For field reps & aes · 3 min read · Updated July 10, 2026

The debrief is the loop’s safety net and its biggest labor saving in one: a single spoken recap of the day that becomes structured records. The people you mention are detected and matched to contacts, the promises you make become follow-ups, and the whole thing lands as a note linked to the Event.

You’ll need: five quiet minutes — the taxi, the hotel room — and the day still in your head.

1. Record

  1. On the Meet screen, tap the Debrief tile (“Recap your interactions”). With an active event set, the debrief attaches to it — you’ll see for {Event} under the title.
  2. Tap the record button and talk. The screen’s own prompt is the brief: “Talk through who you met, what was discussed, and what to do next.” Pause and resume as you need.
  3. Tap stop, then Process. (Not happy with the take? Re-record.)

What to actually say — a shape that reliably yields clean records (the debrief script template has the full version):

“Debrief for {show}, day two. Sarah Chen from Meridian — VP of Ops, evaluating vendors this quarter, big gap in their reporting. I need to send her pricing by Friday. Tom — didn’t catch the surname, from a logistics company in Rotterdam — wants a demo for his team in two weeks…”

Names and companies out loud, one commitment per person, spoken as “I need to…” — that’s the entire technique.

2. Review

Processing takes about 20–60 seconds — the audio is transcribed, then the people, follow-ups, and key moments are pulled out. The review screen then shows Ready — review and save, a scope strip (“4 contacts · 3 follow-ups · linked to {Event}”), and:

  • Summary — the recap as editable text. Fix anything; this becomes the note body.
  • People you mentioned — one row per detected person. Each row is either an Existing match (candidates from your contacts, with email/phone match badges — pick the right one, or search for a different contact) or a New contact (name, company, title prefilled from what you said; edit freely). Someone the extraction imagined? Discard the row.
  • Follow-ups — inside each person’s row: channel (Email / Call / Meet / Other), the commitment summary, and a Due date. Add ones you forgot to say; delete ones you didn’t mean.

This review is the quality gate — thirty seconds of checking, so the record stays trustworthy. Nothing is written until you approve it.

3. Save

Tap Save debrief. In one step:

  • new people become contacts; matched people get the interaction on their existing record
  • every follow-up becomes a real, dated row that shows up in Today
  • the summary and transcript are saved as a note, linked to the people and the Event

You land on the finished note. Total cost: ninety seconds of talking plus a minute of review — for a day’s worth of records that would have been an evening of typing.

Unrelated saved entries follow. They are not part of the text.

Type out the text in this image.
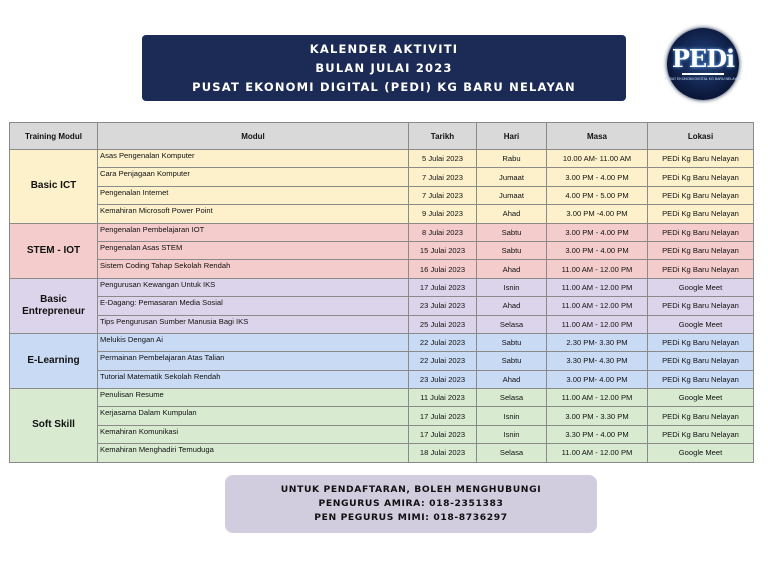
KALENDER AKTIVITI
BULAN JULAI 2023
PUSAT EKONOMI DIGITAL (PEDI) KG BARU NELAYAN
PEDi
PUSAT EKONOMI DIGITAL KG BARU NELAYAN
Training Modul	Modul	Tarikh	Hari	Masa	Lokasi
Basic ICT	Asas Pengenalan Komputer	5 Julai 2023	Rabu	10.00 AM- 11.00 AM	PEDi Kg Baru Nelayan
	Cara Penjagaan Komputer	7 Julai 2023	Jumaat	3.00 PM - 4.00 PM	PEDi Kg Baru Nelayan
	Pengenalan Internet	7 Julai 2023	Jumaat	4.00 PM - 5.00 PM	PEDi Kg Baru Nelayan
	Kemahiran Microsoft Power Point	9 Julai 2023	Ahad	3.00 PM -4.00 PM	PEDi Kg Baru Nelayan
STEM - IOT	Pengenalan Pembelajaran IOT	8 Julai 2023	Sabtu	3.00 PM - 4.00 PM	PEDi Kg Baru Nelayan
	Pengenalan Asas STEM	15 Julai 2023	Sabtu	3.00 PM - 4.00 PM	PEDi Kg Baru Nelayan
	Sistem Coding Tahap Sekolah Rendah	16 Julai 2023	Ahad	11.00 AM - 12.00 PM	PEDi Kg Baru Nelayan
Basic Entrepreneur	Pengurusan Kewangan Untuk IKS	17 Julai 2023	Isnin	11.00 AM - 12.00 PM	Google Meet
	E-Dagang: Pemasaran Media Sosial	23 Julai 2023	Ahad	11.00 AM - 12.00 PM	PEDi Kg Baru Nelayan
	Tips Pengurusan Sumber Manusia Bagi IKS	25 Julai 2023	Selasa	11.00 AM - 12.00 PM	Google Meet
E-Learning	Melukis Dengan Ai	22 Julai 2023	Sabtu	2.30 PM- 3.30 PM	PEDi Kg Baru Nelayan
	Permainan Pembelajaran Atas Talian	22 Julai 2023	Sabtu	3.30 PM- 4.30 PM	PEDi Kg Baru Nelayan
	Tutorial Matematik Sekolah Rendah	23 Julai 2023	Ahad	3.00 PM- 4.00 PM	PEDi Kg Baru Nelayan
Soft Skill	Penulisan Resume	11 Julai 2023	Selasa	11.00 AM - 12.00 PM	Google Meet
	Kerjasama Dalam Kumpulan	17 Julai 2023	Isnin	3.00 PM - 3.30 PM	PEDi Kg Baru Nelayan
	Kemahiran Komunikasi	17 Julai 2023	Isnin	3.30 PM - 4.00 PM	PEDi Kg Baru Nelayan
	Kemahiran Menghadiri Temuduga	18 Julai 2023	Selasa	11.00 AM - 12.00 PM	Google Meet
UNTUK PENDAFTARAN, BOLEH MENGHUBUNGI
PENGURUS AMIRA: 018-2351383
PEN PEGURUS MIMI: 018-8736297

Debrief vs wrap-up — you want both

They catch different failures. The wrap-up guarantees completeness: every captured contact gets qualified. The debrief captures what was never captured: the hallway conversation with no card, the promise made at dinner, the color that explains a label. Wrap-up at the gate, debrief in the taxi — together they’re maybe twenty-five minutes, and they’re the difference between a contact list and ground truth.